New Hampshire is in no danger of losing the first-in-the-nation presidential primary. The ingenuity and iron determination of the state's leaders, both Democrats and Republicans, guarantee it.

But the contortions they are having to go through provide new evidence of how pathetically ineffectual national party leaders have been at making sense of a presidential selection process that is out of control.

Yesterday, George W. Bush and Elizabeth Dole joined other Republicans, including John McCain and Pat Buchanan, in pledging to uphold New Hampshire's status by spurning any state that schedules a contest in the following seven days. Al Gore and Bill Bradley have also agreed.

New Hampshire is completely justified in insisting that the primary calendar have some pace to it, so that events don't tumble over each other into a meaningless jumble.
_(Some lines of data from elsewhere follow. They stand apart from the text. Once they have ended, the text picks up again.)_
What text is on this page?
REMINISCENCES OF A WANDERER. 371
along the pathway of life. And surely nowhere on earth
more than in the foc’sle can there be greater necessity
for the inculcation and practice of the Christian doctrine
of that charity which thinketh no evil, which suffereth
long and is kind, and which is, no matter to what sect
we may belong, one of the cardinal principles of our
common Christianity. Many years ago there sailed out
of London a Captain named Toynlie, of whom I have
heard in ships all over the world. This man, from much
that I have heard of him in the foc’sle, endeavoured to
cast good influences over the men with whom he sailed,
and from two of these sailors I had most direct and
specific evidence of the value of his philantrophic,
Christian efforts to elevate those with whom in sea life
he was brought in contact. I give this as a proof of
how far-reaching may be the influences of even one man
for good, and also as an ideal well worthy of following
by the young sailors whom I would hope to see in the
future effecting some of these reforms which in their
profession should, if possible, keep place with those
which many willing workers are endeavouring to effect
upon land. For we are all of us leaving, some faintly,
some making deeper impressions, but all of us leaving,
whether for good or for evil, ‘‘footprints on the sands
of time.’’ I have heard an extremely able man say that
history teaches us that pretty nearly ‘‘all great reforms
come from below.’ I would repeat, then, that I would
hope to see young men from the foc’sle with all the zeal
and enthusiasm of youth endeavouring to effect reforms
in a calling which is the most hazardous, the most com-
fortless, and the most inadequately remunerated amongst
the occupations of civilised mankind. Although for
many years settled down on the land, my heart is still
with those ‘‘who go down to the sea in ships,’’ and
The voters of New Hampshire have earned the right to host this crucial retail primary because they have proved over many years that person-to-person campaigning still matters in presidential politics.

The immediate problem is Delaware. A law there sets the primary four days after New Hampshire, conflicting directly with a New Hampshire law requiring that its primary be held a week before any other state's.
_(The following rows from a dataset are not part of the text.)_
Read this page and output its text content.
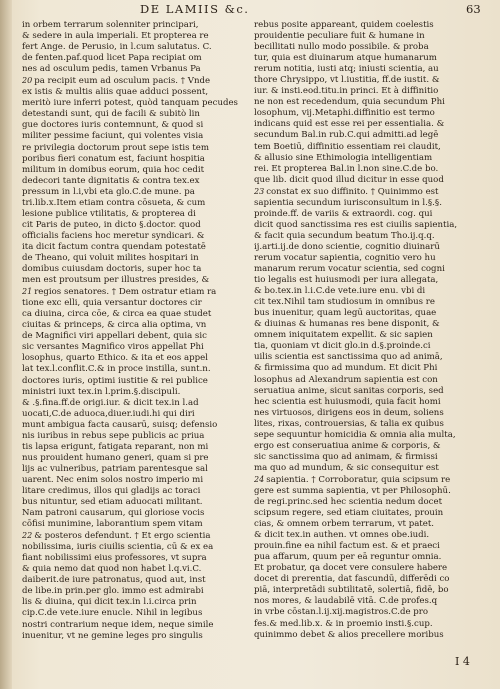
DE LAMIIS &c.	63
in orbem terrarum solenniter principari,
& sedere in aula imperiali. Et propterea re
fert Ange. de Perusio, in l.cum salutatus. C.
de fenten.paf.quod licet Papa recipiat om
nes ad osculum pedis, tamen Vrbanus Pa
20 pa recipit eum ad osculum pacis. † Vnde
ex istis & multis aliis quae adduci possent,
meritò iure inferri potest, quòd tanquam pecudes
detestandi sunt, qui de facili & subitò lin
gue doctores iuris contemnunt, & quod si
militer pessime faciunt, qui volentes visia
re privilegia doctorum prout sepe istis tem
poribus fieri conatum est, faciunt hospitia
militum in domibus eorum, quia hoc cedit
dedecori tante dignitatis & contra tex.ex
pressum in l.i,vbi eta glo.C.de mune. pa
tri.lib.x.Item etiam contra cōsueta, & cum
lesione publice vtilitatis, & propterea di
cit Paris de puteo, in dicto §.doctor. quod
officialis faciens hoc meretur syndicari. &
ita dicit factum contra quendam potestatē
de Theano, qui voluit milites hospitari in
domibus cuiusdam doctoris, super hoc ta
men est proutsum per illustres presides, &
21 regios senatores. † Dem ostratur etiam ra
tione exc elli, quia versantur doctores cir
ca diuina, circa cōe, & circa ea quae studet
ciuitas & princeps, & circa alia optima, vn
de Magnifici viri appellari debent, quia sic
sic versantes Magnifico viros appellat Phi
losophus, quarto Ethico. & ita et eos appel
lat tex.l.conflit.C.& in proce instilla, sunt.n.
doctores iuris, optimi iustitie & rei publice
ministri iuxt tex.in l.prim.§.discipuli.
& .§.fina.ff.de origi.iur. & dicit tex.in l.ad
uocati,C.de aduoca,diuer.iudi.hi qui diri
munt ambigua facta causarū, suisq; defensio
nis iuribus in rebus sepe publicis ac priua
tis lapsa erigunt, fatigata reparant, non mi
nus prouident humano generi, quam si pre
lijs ac vulneribus, patriam parentesque sal
uarent. Nec enim solos nostro imperio mi
litare credimus, illos qui gladijs ac toraci
bus nituntur, sed etiam aduocati militant.
Nam patroni causarum, qui gloriose vocis
cōfisi munimine, laborantium spem vitam
22 & posteros defendunt. † Et ergo scientia
nobilissima, iuris ciuilis scientia, cū & ex ea
fiant nobilissimi eius professores, vt supra
& quia nemo dat quod non habet l.q.vi.C.
daiberit.de iure patronatus, quod aut, inst
de libe.in prin.per glo. immo est admirabi
lis & diuina, qui dicit tex.in l.i.circa prin
cip.C.de vete.iure enucle. Nihil in legibus
nostri contrarium neque idem, neque simile
inuenitur, vt ne gemine leges pro singulis
rebus posite appareant, quidem coelestis
prouidentie peculiare fuit & humane in
becillitati nullo modo possibile. & proba
tur, quia est diuinarum atque humanarum
rerum notitia, iusti atq; iniusti scientia, au
thore Chrysippo, vt l.iustitia, ff.de iustit. &
iur. & insti.eod.titu.in princi. Et à diffinitio
ne non est recedendum, quia secundum Phi
losophum, vij.Metaphi.diffinitio est termo
indicans quid est esse rei per essentialia. &
secundum Bal.in rub.C.qui admitti.ad legē
tem Boetiū, diffinitio essentiam rei claudit,
& allusio sine Ethimologia intelligentiam
rei. Et propterea Bal.in l.non sine.C.de bo.
que lib. dicit quod illud dicitur in esse quod
23 constat ex suo diffinito. † Quinimmo est
sapientia secundum iurisconsultum in l.§.§.
proinde.ff. de variis & extraordi. cog. qui
dicit quod sanctissima res est ciuilis sapientia,
& facit quia secundum beatum Tho.ij.q.q.
ij.arti.ij.de dono scientie, cognitio diuinarū
rerum vocatur sapientia, cognitio vero hu
manarum rerum vocatur scientia, sed cogni
tio legalis est huiusmodi per iura allegata,
& bo.tex.in l.i.C.de vete.iure enu. vbi di
cit tex.Nihil tam studiosum in omnibus re
bus inuenitur, quam legū auctoritas, quae
& diuinas & humanas res bene disponit, &
omnem iniquitatem expellit. & sic sapien
tia, quoniam vt dicit glo.in d.§.proinde.ci
uilis scientia est sanctissima quo ad animā,
& firmissima quo ad mundum. Et dicit Phi
losophus ad Alexandrum sapientia est con
seruatiua anime, sicut sanitas corporis, sed
hec scientia est huiusmodi, quia facit homi
nes virtuosos, dirigens eos in deum, soliens
lites, rixas, controuersias, & talia ex quibus
sepe sequuntur homicidia & omnia alia multa,
ergo est conseruatiua anime & corporis, &
sic sanctissima quo ad animam, & firmissi
ma quo ad mundum, & sic consequitur est
24 sapientia. † Corroboratur, quia scipsum re
gere est summa sapientia, vt per Philosophū.
de regi.princ.sed hec scientia nedum docet
scipsum regere, sed etiam ciuitates, prouin
cias, & omnem orbem terrarum, vt patet.
& dicit tex.in authen. vt omnes obe.iudi.
prouin.fine ea nihil factum est. & et praeci
pua affarum, quum per eā reguntur omnia.
Et probatur, qa docet vere consulere habere
docet di prerentia, dat fascundū, differēdi co
piā, interpretādi subtilitatē, solertiā, fidē, bo
nos mores, & laudabilē vitā. C.de profes.q
in vrbe cōstan.l.ij.xij.magistros.C.de pro
fes.& med.lib.x. & in proemio insti.§.cup.
quinimmo debet & alios precellere moribus
I 4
The Granite State response, passed overwhelmingly by the House yesterday: legislation that could move the primary back into the preceding year if necessary. The unsubtle threat is that, if New Hampshire moved its primary to a Tuesday in late December (this December), Delaware would be in a position of having its primary on Christmas or New Year's Day.

No one expects this to happen. But the fact that state legislatures are engaged in such senseless long-range warfare cries out for action by the Democratic and Republican national committees. Already they have watched helplessly as no fewer than 17 states set primaries for March 7. New Hampshire has been smart to defend itself and not rely on the national parties.